I began my career in an environment where I felt I had to assimilate and adapt myself to a dominant culture. There was a huge shift, however, when I joined Facebook at its Europe, Middle East and Africa headquarters in Ireland. With over 90 nationalities represented, I felt inclined to express my ideas and my identity more fully. Consequently, for me, “diversity” and “inclusion” are more than buzzwords – and were certainly important decision criteria when I was thinking about where to pursue an MBA.
As everyone at INSEAD is a minority, I expect that this will create a more open-minded and inclusive learning environment. I also look forward to gaining a business perspective that stretches beyond the technology industry.
Aside from your classmates, what was the key part of INSEAD’s MBA programming that led you to choose this business school and why was it so important to you? I aspire to have a global career, so I was very attracted to the fact that the school has campuses in 3 regions of interest for me. I’ll primarily be based in INSEAD’s Fontainebleau campus, but I intend to spend a period (two months) in either Singapore or Abu Dhabi.
The faculty and thought leadership evident at the school was another factor. Shortly before beginning my application process, I read Erin Meyer’s amazing book, Culture Map. And, during my undergraduate studies, I read Chan Kim and Renée Mauborgne’s seminal Blue Ocean Strategy. As a marketer and someone who’s interested in designing more inclusive companies, I found these books inspiring. And I’ll hopefully get an opportunity to meet the professors who wrote them!
What course, club or activity excites you the most at INSEAD? Whilst at INSEAD, I’m planning to explore a business idea I’ve been exploring for a few months.

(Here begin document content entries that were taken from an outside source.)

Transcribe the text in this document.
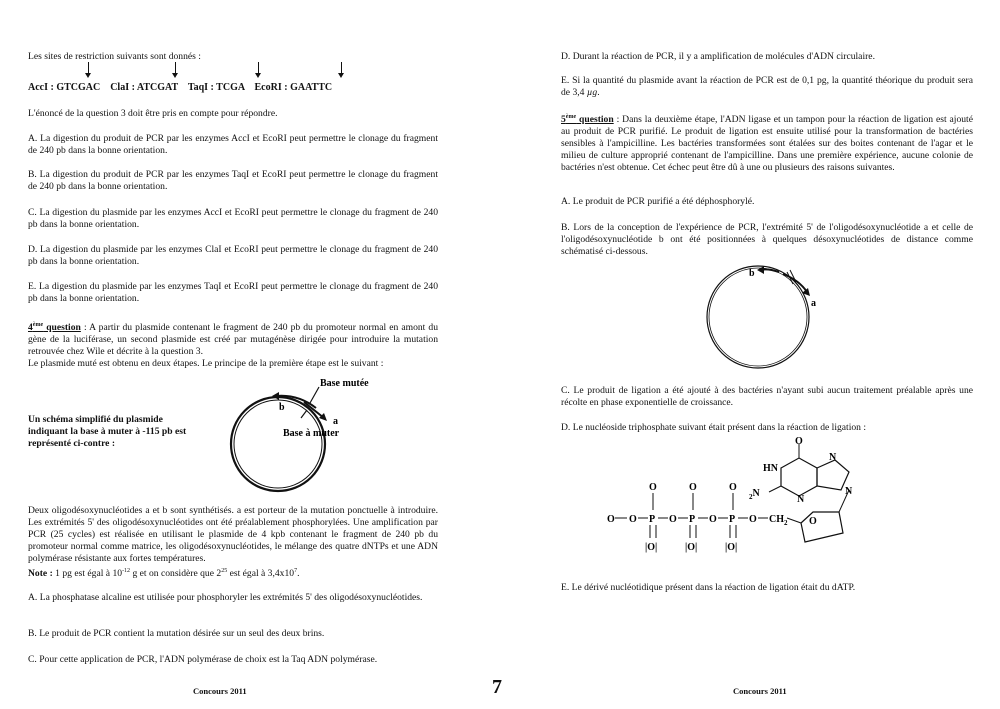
Les sites de restriction suivants sont donnés :

AccI : GTCGAC    ClaI : ATCGAT    TaqI : TCGA    EcoRI : GAATTC

L'énoncé de la question 3 doit être pris en compte pour répondre.

A. La digestion du produit de PCR par les enzymes AccI et EcoRI peut permettre le clonage du fragment de 240 pb dans la bonne orientation.

B. La digestion du produit de PCR par les enzymes TaqI et EcoRI peut permettre le clonage du fragment de 240 pb dans la bonne orientation.

C. La digestion du plasmide par les enzymes AccI et EcoRI peut permettre le clonage du fragment de 240 pb dans la bonne orientation.

D. La digestion du plasmide par les enzymes ClaI et EcoRI peut permettre le clonage du fragment de 240 pb dans la bonne orientation.

E. La digestion du plasmide par les enzymes TaqI et EcoRI peut permettre le clonage du fragment de 240 pb dans la bonne orientation.

4ème question : A partir du plasmide contenant le fragment de 240 pb du promoteur normal en amont du gène de la luciférase, un second plasmide est créé par mutagénèse dirigée pour introduire la mutation retrouvée chez Wile et décrite à la question 3.
Le plasmide muté est obtenu en deux étapes. Le principe de la première étape est le suivant :

Un schéma simplifié du plasmide indiquant la base à muter à -115 pb est représenté ci-contre :

Base mutée
Base à muter
b
a

Deux oligodésoxynucléotides a et b sont synthétisés. a est porteur de la mutation ponctuelle à introduire. Les extrémités 5' des oligodésoxynucléotides ont été préalablement phosphorylées. Une amplification par PCR (25 cycles) est réalisée en utilisant le plasmide de 4 kpb contenant le fragment de 240 pb du promoteur normal comme matrice, les oligodésoxynucléotides, le mélange des quatre dNTPs et une ADN polymérase résistante aux fortes températures.
Note : 1 pg est égal à $10^{-12}$ g et on considère que $2^{25}$ est égal à $3,4x10^7$.

A. La phosphatase alcaline est utilisée pour phosphoryler les extrémités 5' des oligodésoxynucléotides.

B. Le produit de PCR contient la mutation désirée sur un seul des deux brins.

C. Pour cette application de PCR, l'ADN polymérase de choix est la Taq ADN polymérase.

D. Durant la réaction de PCR, il y a amplification de molécules d'ADN circulaire.

E. Si la quantité du plasmide avant la réaction de PCR est de 0,1 pg, la quantité théorique du produit sera de 3,4 µg.

5ème question : Dans la deuxième étape, l'ADN ligase et un tampon pour la réaction de ligation est ajouté au produit de PCR purifié. Le produit de ligation est ensuite utilisé pour la transformation de bactéries sensibles à l'ampicilline. Les bactéries transformées sont étalées sur des boites contenant de l'agar et le milieu de culture approprié contenant de l'ampicilline. Dans une première expérience, aucune colonie de bactéries n'est obtenue. Cet échec peut être dû à une ou plusieurs des raisons suivantes.

A. Le produit de PCR purifié a été déphosphorylé.

B. Lors de la conception de l'expérience de PCR, l'extrémité 5' de l'oligodésoxynucléotide a et celle de l'oligodésoxynucléotide b ont été positionnées à quelques désoxynucléotides de distance comme schématisé ci-dessous.

b
a

C. Le produit de ligation a été ajouté à des bactéries n'ayant subi aucun traitement préalable après une récolte en phase exponentielle de croissance.

D. Le nucléoside triphosphate suivant était présent dans la réaction de ligation :

O O P O P O P O $CH_2$
O	O	O
|O|	|O|	|O|
O
O
HN
N
N
N
$_2$N

E. Le dérivé nucléotidique présent dans la réaction de ligation était du dATP.

Concours 2011	Concours 2011
7
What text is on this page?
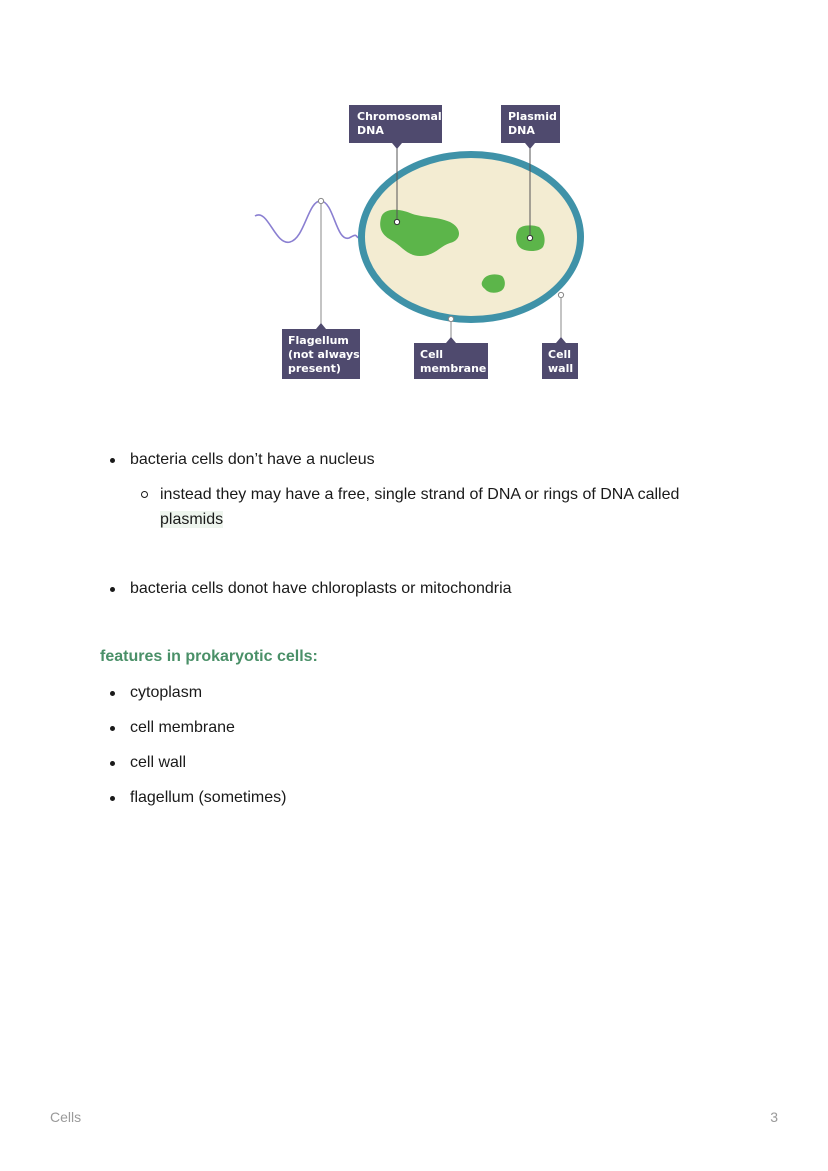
Chromosomal
DNA
Plasmid
DNA
Flagellum
(not always
present)
Cell
membrane
Cell
wall
bacteria cells don’t have a nucleus
instead they may have a free, single strand of DNA or rings of DNA called
plasmids
bacteria cells donot have chloroplasts or mitochondria
features in prokaryotic cells:
cytoplasm
cell membrane
cell wall
flagellum (sometimes)
Cells	3
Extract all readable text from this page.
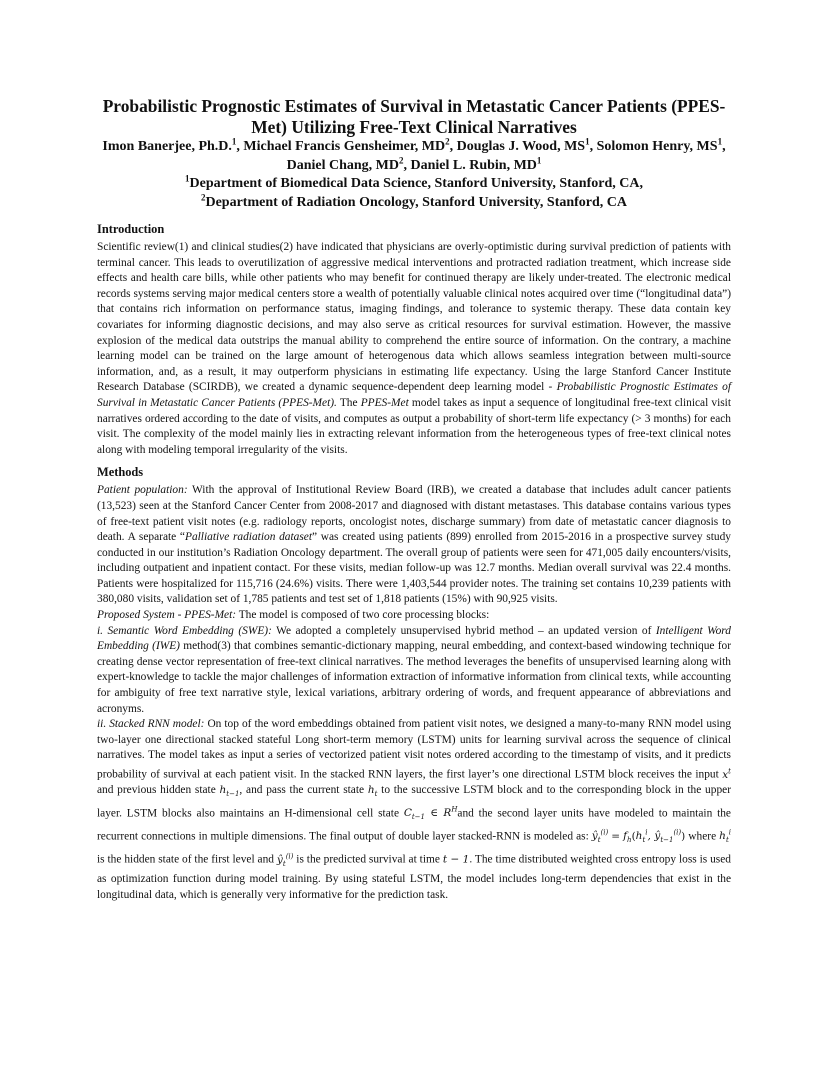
Probabilistic Prognostic Estimates of Survival in Metastatic Cancer Patients (PPES-Met) Utilizing Free-Text Clinical Narratives

Imon Banerjee, Ph.D.$^1$, Michael Francis Gensheimer, $MD^2$, Douglas J. Wood, $MS^1$, Solomon Henry, $MS^1$, Daniel Chang, $MD^2$, Daniel L. Rubin, $MD^1$

$^1$Department of Biomedical Data Science, Stanford University, Stanford, CA,

$^2$Department of Radiation Oncology, Stanford University, Stanford, CA

Introduction

Scientific review(1) and clinical studies(2) have indicated that physicians are overly-optimistic during survival prediction of patients with terminal cancer. This leads to overutilization of aggressive medical interventions and protracted radiation treatment, which increase side effects and health care bills, while other patients who may benefit for continued therapy are likely under-treated. The electronic medical records systems serving major medical centers store a wealth of potentially valuable clinical notes acquired over time (“longitudinal data”) that contains rich information on performance status, imaging findings, and tolerance to systemic therapy. These data contain key covariates for informing diagnostic decisions, and may also serve as critical resources for survival estimation. However, the massive explosion of the medical data outstrips the manual ability to comprehend the entire source of information. On the contrary, a machine learning model can be trained on the large amount of heterogenous data which allows seamless integration between multi-source information, and, as a result, it may outperform physicians in estimating life expectancy. Using the large Stanford Cancer Institute Research Database (SCIRDB), we created a dynamic sequence-dependent deep learning model - Probabilistic Prognostic Estimates of Survival in Metastatic Cancer Patients (PPES-Met). The PPES-Met model takes as input a sequence of longitudinal free-text clinical visit narratives ordered according to the date of visits, and computes as output a probability of short-term life expectancy (> 3 months) for each visit. The complexity of the model mainly lies in extracting relevant information from the heterogeneous types of free-text clinical notes along with modeling temporal irregularity of the visits.

Methods

Patient population: With the approval of Institutional Review Board (IRB), we created a database that includes adult cancer patients (13,523) seen at the Stanford Cancer Center from 2008-2017 and diagnosed with distant metastases. This database contains various types of free-text patient visit notes (e.g. radiology reports, oncologist notes, discharge summary) from date of metastatic cancer diagnosis to death. A separate “Palliative radiation dataset” was created using patients (899) enrolled from 2015-2016 in a prospective survey study conducted in our institution’s Radiation Oncology department. The overall group of patients were seen for 471,005 daily encounters/visits, including outpatient and inpatient contact. For these visits, median follow-up was 12.7 months. Median overall survival was 22.4 months. Patients were hospitalized for 115,716 (24.6%) visits. There were 1,403,544 provider notes. The training set contains 10,239 patients with 380,080 visits, validation set of 1,785 patients and test set of 1,818 patients (15%) with 90,925 visits.

Proposed System - PPES-Met: The model is composed of two core processing blocks:

i. Semantic Word Embedding (SWE): We adopted a completely unsupervised hybrid method – an updated version of Intelligent Word Embedding (IWE) method(3) that combines semantic-dictionary mapping, neural embedding, and context-based windowing technique for creating dense vector representation of free-text clinical narratives. The method leverages the benefits of unsupervised learning along with expert-knowledge to tackle the major challenges of information extraction of informative information from clinical texts, while accounting for ambiguity of free text narrative style, lexical variations, arbitrary ordering of words, and frequent appearance of abbreviations and acronyms.

ii. Stacked RNN model: On top of the word embeddings obtained from patient visit notes, we designed a many-to-many RNN model using two-layer one directional stacked stateful Long short-term memory (LSTM) units for learning survival across the sequence of clinical narratives. The model takes as input a series of vectorized patient visit notes ordered according to the timestamp of visits, and it predicts probability of survival at each patient visit. In the stacked RNN layers, the first layer’s one directional LSTM block receives the input $x^t$ and previous hidden state $h_{t-1}$, and pass the current state $h_t$ to the successive LSTM block and to the corresponding block in the upper layer. LSTM blocks also maintains an H-dimensional cell state $C_{t-1}$ ∈ $R^Hand$ the second layer units have modeled to maintain the recurrent connections in multiple dimensions. The final output of double layer stacked-RNN is modeled as: $ŷ_t^{(i)} = f_h(h_t^i$, $ŷ_{t-1}^{(i)}$) where $h_t^i$ is the hidden state of the first level and $ŷ_t^{(i)}$ is the predicted survival at time t − 1. The time distributed weighted cross entropy loss is used as optimization function during model training. By using stateful LSTM, the model includes long-term dependencies that exist in the longitudinal data, which is generally very informative for the prediction task.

I’m excited about participating in a Startup Bootcamp and entering the school’s New Venture Competition.
Describe your biggest accomplishment in your career so far: I’m passionate about enabling economic development across Africa and dismantling systems of oppression. I believe that my biggest achievement at Facebook was doing impactful work that aligned with these values. For instance, in my last role, my day-to-day work involved scaling economic impact programs that helped upskill small business owners in Africa, the Middle East, and Turkey on how to grow their businesses using Facebook’s platforms and products. This was fulfilling because small businesses contribute heavily to economies and communities Africa. I’m also proud of the fact that some of the programs I worked on were specifically designed to support women, ethnic minorities and entrepreneurs with disabilities.
At Facebook, I was also actively involved in various extracurricular activities related to diversity and inclusion. For instance, I co-founded the Ireland chapter of an internal resource group called Black@ Facebook (the first outside the US). I led this group for four years, working with the rest of the team to develop it into a more powerful resource for departments such as recruiting and sales. More importantly, Black@ Facebook Ireland created spaces for Facebook employees to celebrate diversity and discuss race-related challenges.
How did COVID-19 change your perspective on your career and your life in general? I decided to apply to INSEAD post-lockdown. The reflection that the application demanded illuminated what I’ve learned and accomplished in my career so far —and how much I still don’t know. I also thought extensively about the challenges that women in the workplace face. One of the outcomes of this reflection is that I started a podcast (Career Queens Podcast) earlier this year. On it, I interview women in the tech industry on topics such as Salary Negotiation, Transitioning into People Management and Starting a Business.
What led you to pursue an MBA at this point and what do you hope to do after graduation? After graduating, I intend to go back into the technology industry and pivot into either product marketing or strategy and operations. But, as I’ve mentioned, my ultimate career goal is to start my own company. I believe that the INSEAD MBA will help me to achieve these career goals faster and better prepared to empower people from diverse backgrounds and create enduring value for companies I join/ start.
What other MBA programs did you apply to? Harvard Business School
What advice would you give to help potential applicants gain admission into INSEAD’s MBA program? The story of INSEAD’s founding can tell you a lot about what it’s hoping to accomplish, and what kind of candidates it hopes to attract. If you’re globally minded and passionate about making a positive global impact through business, then apply!